# Ravi Vakil

## Murphy's Law in algebraic geometry: Badly-behaved moduli spaces

We consider the question: ``How bad can the deformation space of an object be?'' (Alternatively: ``What singularities can appear on a moduli space?'') The answer seems to be: ``Unless there is some a priori reason otherwise, the deformation space can be arbitrarily ugly.'' Hence many of the most important moduli spaces in algebraic geometry are arbitrarily singular, justifying a philosophy of Mumford.

More precisely, every singularity of finite type over \$\mathbb{Z}\$ (up to smooth parameters) appears on the Hilbert scheme of curves in projective space, and the moduli spaces of: smooth projective general-type surfaces (or higher-dimensional varieties), plane curves with nodes and cusps, stable sheaves, isolated threefold singularities, and more. The objects themselves are not pathological, and are in fact as nice as can be: the curves are smooth, the surfaces have very ample canonical bundle, the stable sheaves are torsion of rank 1, the singularities are normal and Cohen-Macaulay, etc.
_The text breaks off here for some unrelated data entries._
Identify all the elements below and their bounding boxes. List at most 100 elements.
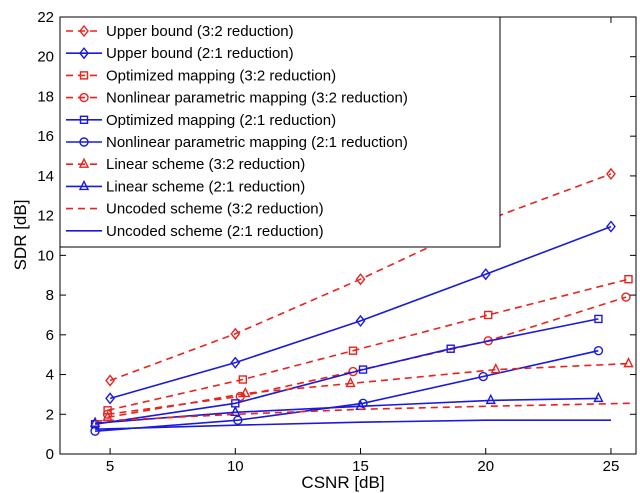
data-point: [105, 374, 115, 387]
legend-entry: Uncoded scheme (2:1 reduction): [66, 223, 324, 240]
legend-label: Optimized mapping (2:1 reduction): [106, 112, 336, 129]
y-tick-label: 8: [46, 287, 54, 304]
x-tick-label: 10: [227, 458, 244, 475]
legend-marker: [79, 24, 89, 38]
data-point: [230, 405, 241, 416]
series-line: [109, 173, 612, 382]
legend-marker: [79, 115, 89, 125]
data-point: [355, 273, 366, 286]
data-point: [484, 310, 493, 320]
data-point: [358, 365, 368, 374]
series-line: [94, 318, 599, 425]
legend-label: Uncoded scheme (3:2 reduction): [106, 201, 324, 218]
data-point: [348, 346, 358, 355]
legend-box: [59, 16, 501, 248]
legend-entry: Nonlinear parametric mapping (3:2 reduct…: [66, 90, 408, 107]
data-point: [105, 392, 115, 405]
legend-entry: Uncoded scheme (3:2 reduction): [66, 201, 324, 218]
series-line: [95, 349, 599, 432]
series-line: [107, 296, 627, 416]
legend-entry: Optimized mapping (2:1 reduction): [66, 112, 336, 129]
series-7: [102, 357, 634, 421]
data-point: [345, 376, 356, 388]
data-point: [490, 363, 501, 374]
y-axis-label: SDR [dB]: [11, 200, 30, 271]
y-tick-label: 10: [37, 247, 54, 264]
y-tick-label: 20: [37, 49, 54, 66]
legend-label: Nonlinear parametric mapping (2:1 reduct…: [106, 134, 408, 151]
series-6: [90, 346, 604, 436]
data-point: [594, 314, 603, 324]
legend-marker: [79, 92, 89, 103]
y-tick-label: 22: [37, 9, 54, 26]
series-line: [107, 362, 629, 419]
series-line: [95, 402, 632, 422]
series-5: [90, 314, 603, 429]
legend-label: Upper bound (3:2 reduction): [106, 23, 294, 40]
series-line: [95, 419, 611, 430]
legend-entry: Upper bound (2:1 reduction): [66, 45, 294, 62]
data-point: [102, 409, 113, 419]
data-point: [624, 275, 633, 284]
series-line: [109, 225, 612, 400]
legend-label: Linear scheme (2:1 reduction): [106, 178, 305, 195]
y-tick-label: 4: [46, 367, 54, 384]
data-point: [485, 393, 496, 405]
data-point: [90, 426, 100, 436]
x-tick-label: 15: [352, 458, 369, 475]
y-tick-label: 0: [46, 446, 54, 463]
data-point: [623, 357, 634, 368]
series-3: [103, 275, 633, 415]
axes: 5 10 15 20 25 0 2 4 6 8 10 12 14 16 18 20 22: [37, 9, 636, 475]
legend-label: Upper bound (2:1 reduction): [106, 45, 294, 62]
legend-label: Optimized mapping (3:2 reduction): [106, 67, 336, 84]
data-point: [230, 327, 241, 340]
data-point: [593, 391, 604, 403]
data-point: [233, 415, 243, 425]
data-point: [89, 416, 101, 427]
legend-entry: Linear scheme (3:2 reduction): [66, 156, 305, 173]
y-tick-label: 18: [37, 88, 54, 105]
y-tick-label: 2: [46, 406, 54, 423]
legend-marker: [78, 157, 90, 168]
x-tick-label: 5: [106, 458, 114, 475]
data-point: [606, 220, 616, 233]
series-10: [95, 419, 611, 430]
series-2: [105, 220, 616, 405]
legend-marker: [79, 47, 89, 60]
data-point: [355, 314, 366, 328]
series-9: [95, 402, 632, 422]
legend-entry: Upper bound (3:2 reduction): [66, 23, 294, 40]
x-axis-label: CSNR [dB]: [301, 473, 384, 492]
legend-marker: [79, 137, 89, 147]
legend-label: Nonlinear parametric mapping (3:2 reduct…: [106, 90, 408, 107]
data-point: [593, 346, 604, 356]
data-point: [606, 167, 616, 181]
data-point: [478, 371, 488, 382]
x-tick-label: 20: [477, 458, 494, 475]
legend-marker: [79, 71, 89, 80]
plot-marks: [89, 167, 634, 436]
legend-label: Uncoded scheme (2:1 reduction): [106, 223, 324, 240]
data-point: [446, 344, 455, 353]
series-line: [95, 397, 599, 424]
data-point: [238, 375, 248, 384]
legend-entry: Nonlinear parametric mapping (2:1 reduct…: [66, 134, 408, 151]
y-tick-label: 6: [46, 327, 54, 344]
data-point: [480, 268, 491, 281]
legend-entry: Optimized mapping (3:2 reduction): [66, 67, 336, 84]
legend-entry: Linear scheme (2:1 reduction): [66, 178, 305, 195]
series-8: [89, 391, 604, 427]
y-tick-label: 14: [37, 168, 54, 185]
data-point: [230, 356, 241, 369]
legend-marker: [78, 179, 90, 191]
series-line: [107, 278, 629, 412]
x-tick-label: 25: [603, 458, 620, 475]
legend: Upper bound (3:2 reduction) Upper bound (…: [59, 16, 501, 248]
y-tick-label: 16: [37, 128, 54, 145]
data-point: [240, 386, 251, 398]
legend-label: Linear scheme (3:2 reduction): [106, 156, 305, 173]
y-tick-label: 12: [37, 208, 54, 225]
data-point: [621, 292, 631, 302]
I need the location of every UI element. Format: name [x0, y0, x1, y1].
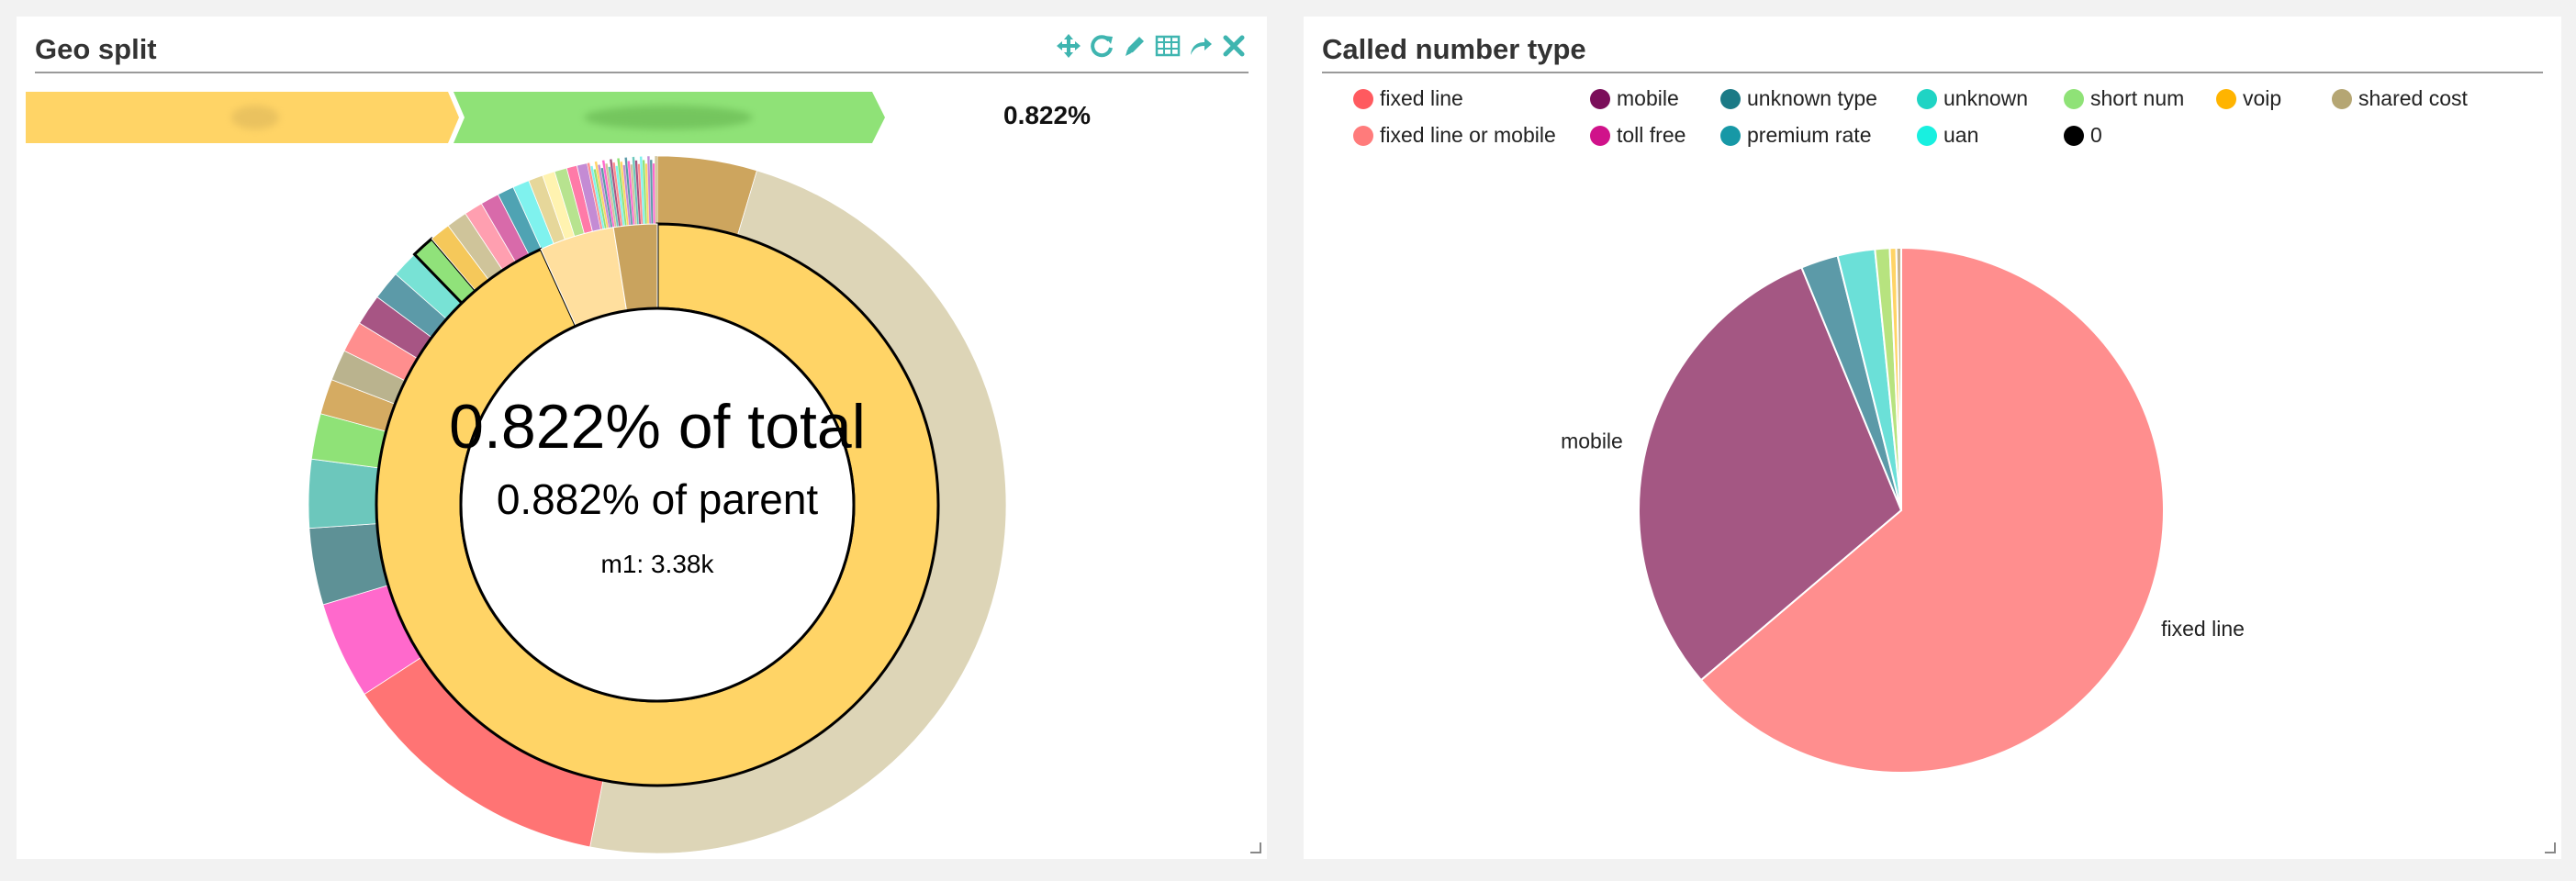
panel-title: Called number type	[1322, 33, 1586, 65]
legend-swatch	[2064, 88, 2084, 109]
legend-swatch	[1590, 88, 1610, 109]
legend-swatch	[1590, 125, 1610, 146]
legend-label: voip	[2243, 86, 2282, 110]
pie-slices	[1638, 246, 2165, 774]
legend-label: shared cost	[2358, 86, 2468, 110]
legend-label: short num	[2090, 86, 2185, 110]
panel-title: Geo split	[35, 33, 157, 65]
sunburst-center	[459, 307, 856, 703]
legend-swatch	[1720, 88, 1741, 109]
sunburst-inner-ring	[375, 222, 940, 787]
sunburst-outer-slice-6[interactable]	[308, 458, 380, 530]
sunburst-chart: 0.822% of total 0.882% of parent m1: 3.3…	[308, 156, 1007, 853]
legend-label: premium rate	[1747, 123, 1872, 147]
legend-swatch	[2216, 88, 2236, 109]
panel-toolbar	[1054, 31, 1249, 61]
sunburst-outer-small-slice[interactable]	[655, 156, 658, 225]
legend-item[interactable]: shared cost	[2332, 86, 2468, 111]
pie-slice-label: fixed line	[2161, 617, 2245, 641]
breadcrumb	[26, 92, 885, 143]
pie-slice-label: mobile	[1561, 429, 1623, 452]
called-number-type-panel: Called number type fixed line mobile unkno…	[1304, 17, 2561, 859]
legend-swatch	[2332, 88, 2352, 109]
legend-label: uan	[1943, 123, 1979, 147]
legend-swatch	[1917, 88, 1937, 109]
resize-handle[interactable]	[2545, 842, 2556, 853]
pie-chart: mobile fixed line	[1561, 246, 2245, 774]
legend-swatch	[1917, 125, 1937, 146]
legend-item[interactable]: premium rate	[1720, 123, 1871, 148]
pie-legend: fixed line mobile unknown type unknown short…	[1353, 86, 2537, 160]
refresh-icon[interactable]	[1087, 31, 1116, 61]
legend-item[interactable]: short num	[2064, 86, 2184, 111]
legend-item[interactable]: uan	[1917, 123, 1978, 148]
legend-item[interactable]: mobile	[1590, 86, 1679, 111]
panel-header: Called number type	[1322, 29, 2543, 73]
legend-label: fixed line	[1380, 86, 1463, 110]
close-icon[interactable]	[1219, 31, 1249, 61]
table-icon[interactable]	[1153, 31, 1182, 61]
sunburst-outer-ring	[308, 156, 1007, 853]
breadcrumb-blurred-label-1	[231, 106, 279, 129]
pie-slice-shared-cost[interactable]	[1895, 246, 1902, 511]
pie-slice-mobile[interactable]	[1638, 266, 1903, 682]
legend-item[interactable]: unknown	[1917, 86, 2028, 111]
legend-item[interactable]: 0	[2064, 123, 2102, 148]
share-icon[interactable]	[1186, 31, 1215, 61]
legend-swatch	[1353, 88, 1373, 109]
legend-item[interactable]: fixed line or mobile	[1353, 123, 1556, 148]
legend-label: mobile	[1617, 86, 1679, 110]
center-parent-text: 0.882% of parent	[497, 475, 819, 523]
resize-handle[interactable]	[1250, 842, 1261, 853]
breadcrumb-percentage: 0.822%	[1003, 101, 1091, 129]
legend-swatch	[1720, 125, 1741, 146]
legend-label: toll free	[1617, 123, 1686, 147]
legend-item[interactable]: fixed line	[1353, 86, 1463, 111]
center-total-text: 0.822% of total	[449, 392, 866, 462]
legend-swatch	[1353, 125, 1373, 146]
geo-split-panel: Geo split 0.822%	[17, 17, 1267, 859]
pie-labels: mobile fixed line	[1561, 429, 2245, 641]
legend-label: 0	[2090, 123, 2102, 147]
legend-label: fixed line or mobile	[1380, 123, 1556, 147]
legend-label: unknown type	[1747, 86, 1877, 110]
legend-label: unknown	[1943, 86, 2029, 110]
legend-swatch	[2064, 125, 2084, 146]
legend-item[interactable]: unknown type	[1720, 86, 1877, 111]
move-icon[interactable]	[1054, 31, 1083, 61]
breadcrumb-blurred-label-2	[584, 106, 753, 129]
legend-item[interactable]: voip	[2216, 86, 2281, 111]
panel-header: Geo split	[35, 29, 1249, 73]
pie-slice-fixed-line[interactable]	[1699, 246, 2165, 774]
legend-item[interactable]: toll free	[1590, 123, 1686, 148]
center-metric-text: m1: 3.38k	[601, 550, 715, 578]
edit-icon[interactable]	[1120, 31, 1149, 61]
Thus one can construct a smooth curve in projective space whose deformation space has any given number of components, each with any given singularity type, with any given non-reduced behavior along various associated subschemes. Similarly one can give a surface over \$\mathbb{F}_p\$ that lifts to \$p^7\$ but not \$p^8\$. (Of course the results hold in the holomorphic category as well.)